Un Français accusé d’espionnage au profit de la Corée du Nord ? Les coulisses d’une opération médiatique
Quelles que soient les latitudes ou les régimes, il y a espion et espion. Ceux qui livrent des secrets (militaires, économiques ou diplomatiques) à telle ou telle puissance étrangère. Et les autres, qui ne délivrent finalement que de l’influence médiatique, ce fameux « soft power » dans lequel les Américains sont passés maîtres, supplantant même les Soviétiques aux heures les plus chaudes de la guerre froide.
À laquelle de ces deux catégories appartient Benoît Quennedey, haut fonctionnaire du Sénat, arrêté dimanche par la DGSI et suspecté d’avoir transmis des informations confidentielles à la Corée du Nord ?
La première ? L’homme, l’un des administrateurs de la Direction de l’architecture, du patrimoine et ses jardins, au palais du Luxembourg, n’était manifestement pas le mieux placé pour fournir lesdites « informations confidentielles » relevant du secret-défense.
La seconde ? L’hypothèse serait déjà plus plausible. En effet, Benoît Quennedey, qui a consacré deux ouvrages au régime de Pyongyang , La Corée du Nord, cette inconnue et L’Économie de la Corée du Nord, naissance d’un nouveau dragon asiatique ?, est un habitué des plateaux télévisés ; ce qui est précisément le rôle d’un agent d’influence. Il n’est pas le seul, en France, à exercer cette fonction, sachant que tel ou tel journaliste est connu de longue date pour vanter les mérites, réels ou supposés, de telle ou telle nation. En d’autres termes, un agent qui agit à visage découvert n’intéresse pas des services secrets, logiquement plus occupés à démasquer ceux qui œuvrent dans l’ombre.
C’est d’ailleurs ce que rappelle Patrick Maurus, professeur émérite à l’INALCO, Institut national des langues et civilisations orientales :
« Il est vrai que Benoît Quennedey n’a pas ses idées dans sa poche.
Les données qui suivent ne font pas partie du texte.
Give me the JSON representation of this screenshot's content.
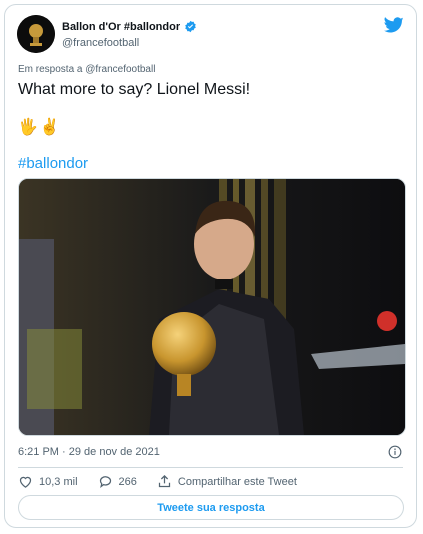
{
  "tweet": {
    "author_name": "Ballon d'Or #ballondor",
    "handle": "@francefootball",
    "reply_to": "Em resposta a @francefootball",
    "text": "What more to say? Lionel Messi!",
    "emoji": "🖐✌",
    "hashtag": "#ballondor",
    "timestamp": "6:21 PM · 29 de nov de 2021"
  },
  "actions": {
    "likes": "10,3 mil",
    "replies": "266",
    "share_label": "Compartilhar este Tweet",
    "reply_button_label": "Tweete sua resposta"
  },
  "colors": {
    "accent": "#1d9bf0",
    "secondary_text": "#536471",
    "border": "#cfd9de"
  },
  "icons": [
    "twitter-bird-icon",
    "verified-badge-icon",
    "info-icon",
    "heart-icon",
    "reply-icon",
    "share-icon"
  ]
}
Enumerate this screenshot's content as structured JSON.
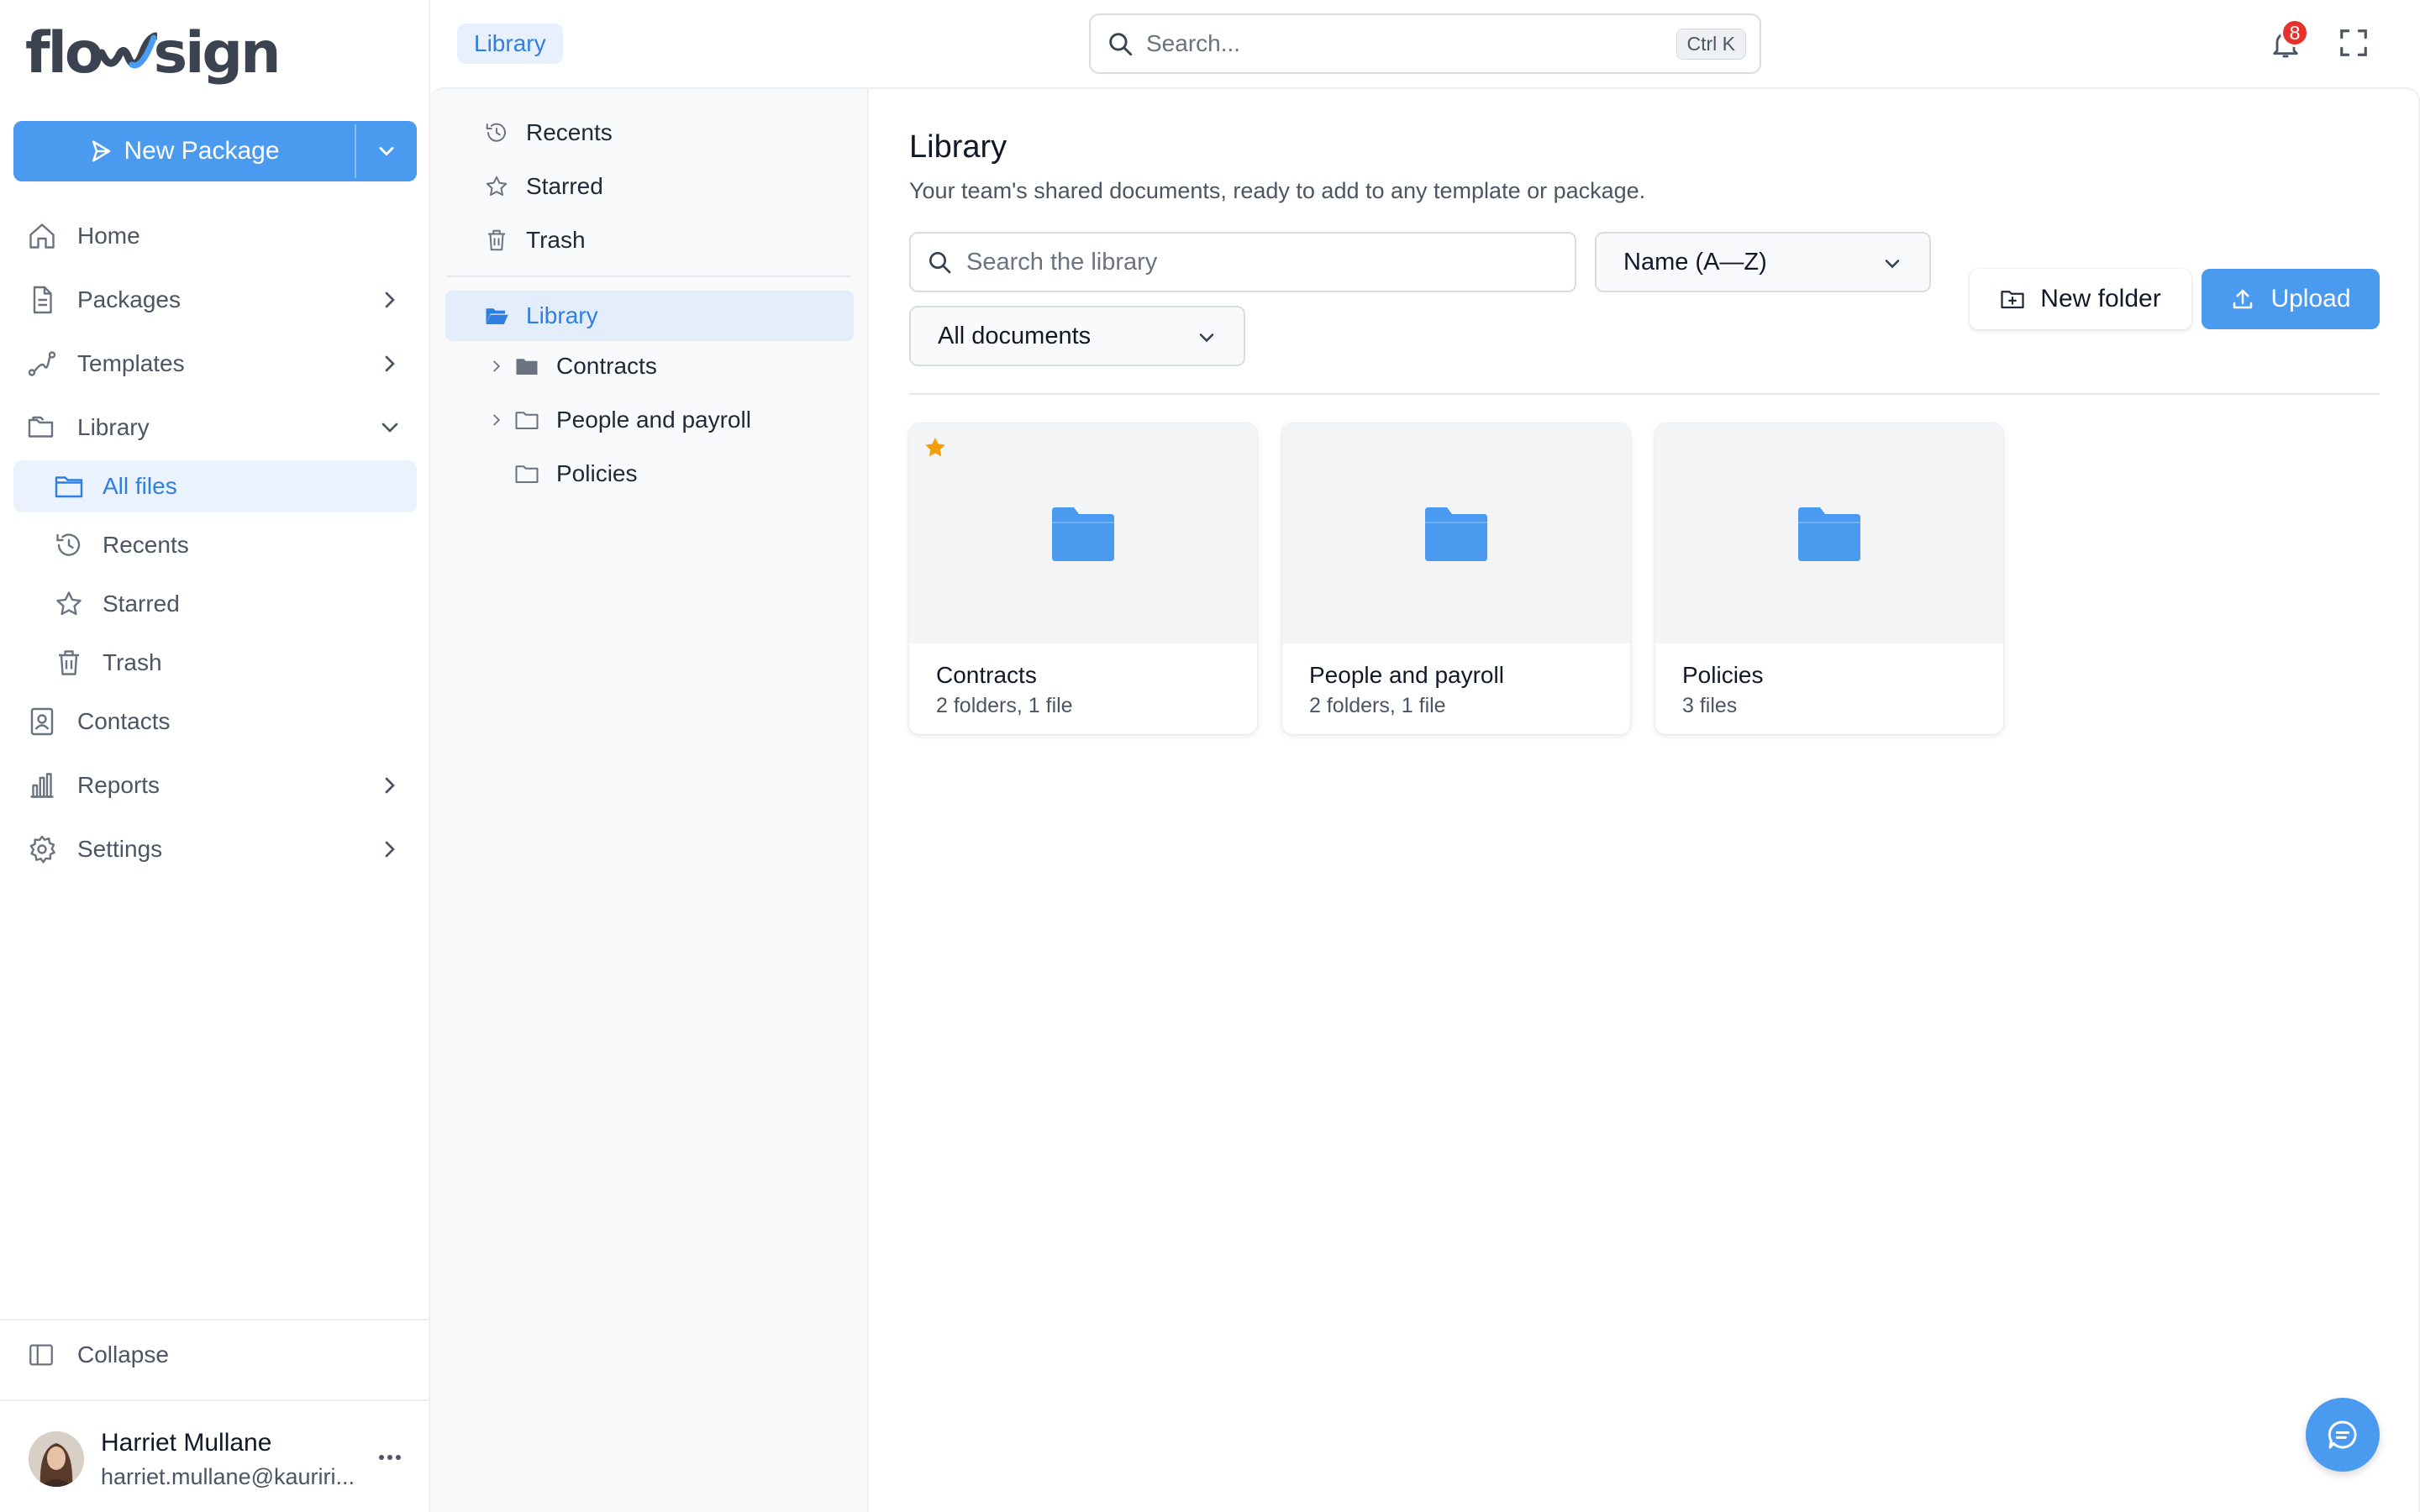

Mais, même si j’ignore tout de l’espionnage, il me semble le plus mal placé en tant que président de l’Association des amitiés franco-coréennes pour se livrer à ce genre d’activités clandestines. Comme couverture, on aurait pu trouver plus discret. »
Même son de cloche chez Edmond Janssen, qui se dit « marxiste », à propos d’un Benoît Quennedey dont le seul passé politique consiste en un bref passage chez les Radicaux de gauche :
« En quoi un administrateur de l’architecture et des jardins aurait-il pu être un espion à la solde d’une puissance étrangère ? Il aurait livré aux Coréens le plan des espaces verts du Luxembourg ? »
Plus sérieusement, ce type d’arrestation fortement médiatisée obéit à d’autres injonctions : comme toujours, il s’agit d’envoyer des signes politiques à un pays tiers. Ainsi, le 2 octobre dernier, une autre opération, tout aussi médiatisée, mettait en scène une descente des forces de l’ordre dans les locaux du Centre Zahra, à Grande-Synthe, dans le Nord. Ce, au nom de la lutte contre le terrorisme. Qu’est-ce que ce Centre Zahra, dont peu de monde avait entendu parler jusqu’alors ? Le siège de la Fédération des chiites de France, dont le site Internet est en sommeil depuis… mai 2010. Son directeur, Yahia Gouasmi, s’est, lui, fait connaître aux élections européennes de 2009, avec sa liste du Parti antisioniste sur laquelle figuraient l’essayiste Alain Soral et l’humoriste Dieudonné. Soit rien qui puisse mettre en péril à la fois république et démocratie.
Mais il s’agissait seulement d’un signal envoyé à Téhéran. Tout comme la garde à vue de Benoît Quennedey en est un autre, à destination de Pyongyang. Pourquoi aujourd’hui et pas hier ? Tout bonnement parce qu’aujourd’hui, sur l’épineux sujet nord-coréen, l’Élysée n’est pas sur la même longueur d’onde que la Maison-Blanche : Donald Trump serait plutôt partisan de la levée des sanctions internationales contre la Corée du Nord, et Emmanuel Macron un peu moins. Un signal qui s’adresse donc aussi à Washington.
Comme quoi les affaires d’espionnage sont souvent plus flamboyantes sur grand écran que dans les petites arrière-cours du pouvoir.